Currently ongoing, a multicentre collaboration is focusing on characterising antibody production at mucosal site to identify novel biomarkers for the prediction of RA development. Analysis will include immunohistochemistry, 16s RNA sequencing, single cell cloning. A complementary project aims at pinpointing other biomarkers by large ‘multiomics’ analysis. The collected blood samples will be used to extract genomic DNA (targeted n=500) and total RNA (targeted n=700), which will be compared with DNA and RNA from patients with RA from the SCQM-RA cohort (targeted n=100).⁷⁵ Finally, linking periodontitis to ACPA status previously suggested that mucosal inflammation can be an important trigger in the onset of autoimmunity associated with RA.²¹ One of the largest mucosal site is the gut, and our initial analysis of intestinal microbiota of SCREEN-RA participants suggested a link between gut dysbiosis and development of RA.³⁰ Thus, we are currently resampling faecal material of participants at different preclinical stages, using more up-to-date methodology,⁶⁶ as well as studying mucosal and serological immune responses against hypothesised ‘autoimmunogenic’ micro-organisms (such as P. copri).^{76 77}

Conclusion

Started in 2009 in Switzerland, the SCREEN-RA cohort focuses on long-term follow-up of individuals at risk of RA. Both symptoms, signs and biological data have been collected systematically in 1458 FDR of patients with RA. Prospective cohort designs allow more reliable causal inference than case-control experiments, while providing the opportunity to realise nested studies or validation studies.

Despite slow conversion rate toward classifiable RA, the study confirmed the involvement, in early phases of RA, of previously known risk factors, such as female hormonal factors, periodontitis and autoantibodies. Future plans include validation of new RA-associated biomarkers, and assessment of host-microbial immune homeostasis in pre-clinical phases of RA. In the new era of ‘personalised medicine’, early identification and stratification of at-risk individuals will indeed be key to establish reliable diagnostic approaches. We also expect our future research to demonstrate the efficacy of targeted preventive interventions.

Collaboration

Our team welcomes collaborative projects, in particular for biomarker identification and/or replication studies. Contact senior author Pr. FINCKH (ORCID: 0000-0002-1210-4347 - Email: axel.finckh@hcuge.ch).

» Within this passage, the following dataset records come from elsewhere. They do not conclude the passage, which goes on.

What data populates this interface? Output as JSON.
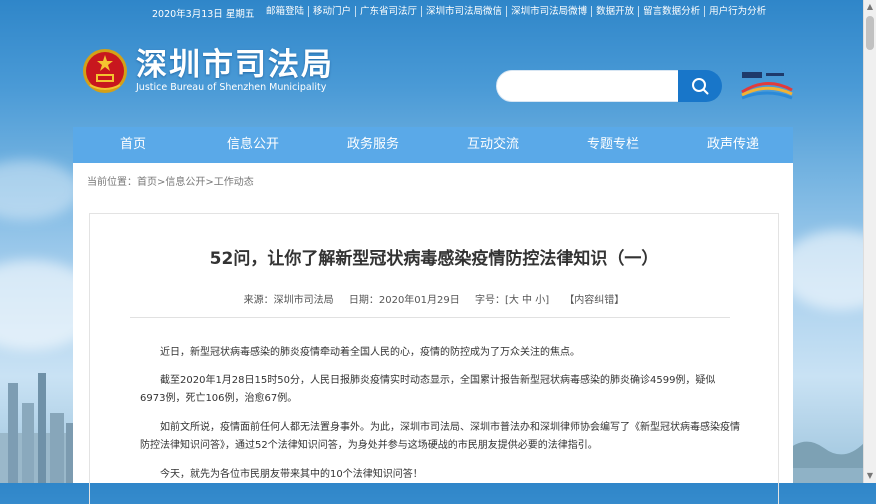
{
  "topbar": {
    "date": "2020年3月13日 星期五",
    "links": [
      "邮箱登陆",
      "移动门户",
      "广东省司法厅",
      "深圳市司法局微信",
      "深圳市司法局微博",
      "数据开放",
      "留言数据分析",
      "用户行为分析"
    ]
  },
  "logo": {
    "name_cn": "深圳市司法局",
    "name_en": "Justice Bureau of Shenzhen Municipality"
  },
  "search": {
    "placeholder": "",
    "icon": "search-icon"
  },
  "nav": [
    "首页",
    "信息公开",
    "政务服务",
    "互动交流",
    "专题专栏",
    "政声传递"
  ],
  "breadcrumb": "当前位置：首页>信息公开>工作动态",
  "article": {
    "title": "52问，让你了解新型冠状病毒感染疫情防控法律知识（一）",
    "meta": {
      "source": "来源：深圳市司法局",
      "date": "日期：2020年01月29日",
      "font": "字号：[大 中 小]",
      "correction": "【内容纠错】"
    },
    "paragraphs": [
      "近日，新型冠状病毒感染的肺炎疫情牵动着全国人民的心，疫情的防控成为了万众关注的焦点。",
      "截至2020年1月28日15时50分，人民日报肺炎疫情实时动态显示，全国累计报告新型冠状病毒感染的肺炎确诊4599例，疑似6973例，死亡106例，治愈67例。",
      "如前文所说，疫情面前任何人都无法置身事外。为此，深圳市司法局、深圳市普法办和深圳律师协会编写了《新型冠状病毒感染疫情防控法律知识问答》，通过52个法律知识问答，为身处并参与这场硬战的市民朋友提供必要的法律指引。",
      "今天，就先为各位市民朋友带来其中的10个法律知识问答！"
    ]
  },
  "colors": {
    "nav": "#5aa9e8",
    "search_button": "#1876c9",
    "page_bg": "#4a9ad6"
  }
}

Data availability statement

Data are available on reasonable request. Anonymised data from the SCREEN-RA cohort can be shared on request (contact senior author Pr. Finckh at axel.finckh@hcuge.ch).

Ethics statements

Patient consent for publication

Not required.

Ethics approval

Initial approval in 2008 by the 'Comite départemental d'éthique de médecine interne et de médecine communautaire', protocol 08-102, project name : 'Evaluation d’une stratégie de dépistage de la polyarthrite rhumatoïde'. Every modification on the project was then approved by relevant cantonal ethic committees (respectively for each Swiss canton for which the project was extended). The SCREEN-RA cohort has been approved by the relevant ethic Committees (project PB_2016–00889), and participants sign an informed consent before enrolment, in accordance with the Declaration of Helsinki.